Ma come? «Chiedendo il nome a chi incontrate e pronunciando i nomi degli altri con amore». E questo non per mettersi a posto la coscienza, ma per continuare a fare e a porsi domande, «perché chi domanda resta “inquieto” e l’inquietudine è il miglior rimedio all’abitudine, a quella normalità piatta che anestetizza l’anima».
«Fate domande a Dio»
Da qui un secondo invito: «Le domande che avete dentro, quelle importanti, che riguardano i vostri sogni, gli affetti, i desideri più grandi, la speranza e il senso della vita, non tenetele per voi, ma rivolgetele a Gesù. Chiamatelo per nome, come fa Lui con voi. Portategli i vostri interrogativi e confidategli i vostri segreti, la vita delle persone care, le gioie e le preoccupazioni e anche i problemi dei vostri Paesi e del mondo. Allora scoprirete una cosa nuova, sorprendente: che quando si domanda al Signore, quando ogni giorno gli si apre il cuore, quando si prega davvero, accade un ribaltamento interiore. Così Dio entra in dialogo con noi e ci fa maturare in ciò che conta davvero: dare la vita».
«Tutti abbiamo i nostri timori, non è quello il punto: siamo umani. Il punto è che cosa fare delle paure che abbiamo. Dio ci chiama proprio nelle nostre paure, nelle nostre chiusure e solitudini. Non chiama quelli che si sentono capaci, ma rende capaci quelli che chiama. Il Signore ha fatto meraviglie con Abramo, che era anziano e si sentiva arrivato, con Mosè che aveva paura di parlare perché balbettava, con Pietro che era impulsivo e sbagliava spesso, con Paolo che si era macchiato di grandi malefatte. Nessuno di loro era perfetto, ma tutti loro si sono legati al Signore. Sono stati “connessi” con Lui. Ecco il segreto».

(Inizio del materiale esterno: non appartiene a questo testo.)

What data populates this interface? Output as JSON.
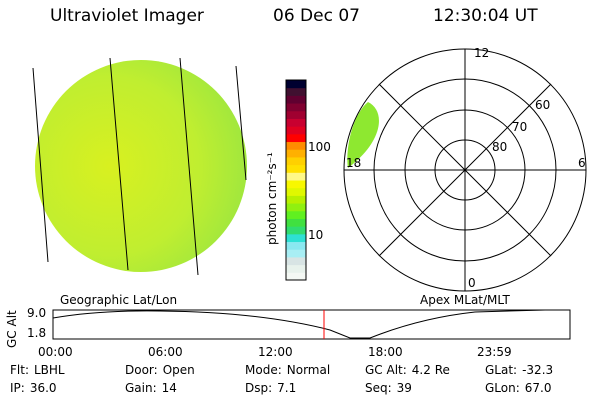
{
  "header": {
    "title": "Ultraviolet Imager",
    "date": "06 Dec 07",
    "time": "12:30:04 UT"
  },
  "colorbar": {
    "label": "photon cm⁻²s⁻¹",
    "ticks": [
      "100",
      "10"
    ],
    "colors": [
      "#f4f8f4",
      "#e8f2ec",
      "#d8e4e4",
      "#a8eef4",
      "#8ae8f0",
      "#2ee0d4",
      "#30dc70",
      "#40e040",
      "#60f020",
      "#90f010",
      "#b8f000",
      "#e0f800",
      "#f8f800",
      "#fff888",
      "#ffe000",
      "#ffd000",
      "#ffb000",
      "#ff8c00",
      "#ff0000",
      "#e00020",
      "#c80030",
      "#a00030",
      "#800030",
      "#600030",
      "#401030",
      "#000030"
    ]
  },
  "polar": {
    "mlt_labels": {
      "top": "12",
      "bottom": "0",
      "left": "18",
      "right": "6"
    },
    "lat_labels": [
      "80",
      "70",
      "60"
    ]
  },
  "left_label": "Geographic Lat/Lon",
  "right_label": "Apex MLat/MLT",
  "alt_plot": {
    "ylabel": "GC Alt",
    "yticks": [
      "9.0",
      "1.8"
    ],
    "xticks": [
      "00:00",
      "06:00",
      "12:00",
      "18:00",
      "23:59"
    ],
    "current_time_color": "#ff0000"
  },
  "info": [
    {
      "label": "Flt:",
      "value": "LBHL"
    },
    {
      "label": "Door:",
      "value": "Open"
    },
    {
      "label": "Mode:",
      "value": "Normal"
    },
    {
      "label": "GC Alt:",
      "value": "4.2 Re"
    },
    {
      "label": "GLat:",
      "value": "-32.3"
    },
    {
      "label": "IP:",
      "value": "36.0"
    },
    {
      "label": "Gain:",
      "value": "14"
    },
    {
      "label": "Dsp:",
      "value": "7.1"
    },
    {
      "label": "Seq:",
      "value": "39"
    },
    {
      "label": "GLon:",
      "value": "67.0"
    }
  ]
}
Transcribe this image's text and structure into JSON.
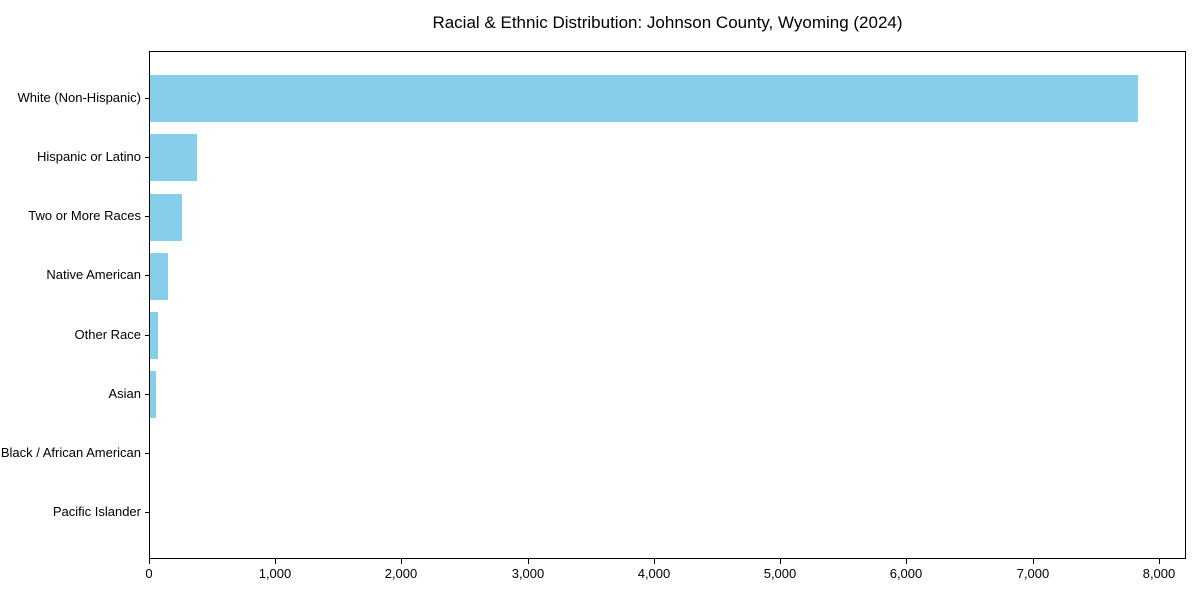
{
  "chart_data": {
    "type": "bar",
    "orientation": "horizontal",
    "title": "Racial & Ethnic Distribution: Johnson County, Wyoming (2024)",
    "categories": [
      "White (Non-Hispanic)",
      "Hispanic or Latino",
      "Two or More Races",
      "Native American",
      "Other Race",
      "Asian",
      "Black / African American",
      "Pacific Islander"
    ],
    "values": [
      7825,
      375,
      255,
      145,
      60,
      50,
      0,
      0
    ],
    "xlabel": "",
    "ylabel": "",
    "xlim": [
      0,
      8215
    ],
    "xticks": [
      0,
      1000,
      2000,
      3000,
      4000,
      5000,
      6000,
      7000,
      8000
    ],
    "xtick_labels": [
      "0",
      "1,000",
      "2,000",
      "3,000",
      "4,000",
      "5,000",
      "6,000",
      "7,000",
      "8,000"
    ],
    "bar_color": "#87CEEB",
    "grid": false,
    "legend": null
  }
}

Un restare connessi non agli onnipresenti social, ma al Vangelo che, nel brano di Luca 10 poco prima proclamato, racconta della missione affidata da Gesù a discepoli impreparati e impauriti, inviati senza «borsa, né sacca, né sandali», per le strade del mondo. Affrontando con coraggio la vita, con un “sì’ nel cuore come fece Maria, «che, specialmente in questi giorni, ci tiene per mano e ci indica la via. Lei, «la creatura più grande della storia, non perché avesse una cultura superiore o abilità speciali, ma perché non si è mai staccata da Dio», conclude Francesco.
Infine, dopo la recita del Padre Nostro, la benedizione finale e il momento di invio, prima che il mare umano di giovani rompa le righe in un “chiasso” nutrito di speranza e di voglia di vivere. Come racconta Bianca, che viene da Milano e che non si è «persa una parola di quello che mi ha detto il Papa». Ed evidentemente nemmeno delle litanie dei Santi, in cui sono stati citati – e lo sottolinea – don Bosco e la santità italiana giovane e della porta accanto, Chiara Luce Badano e, accolto da un applauso, Carlo Acutis.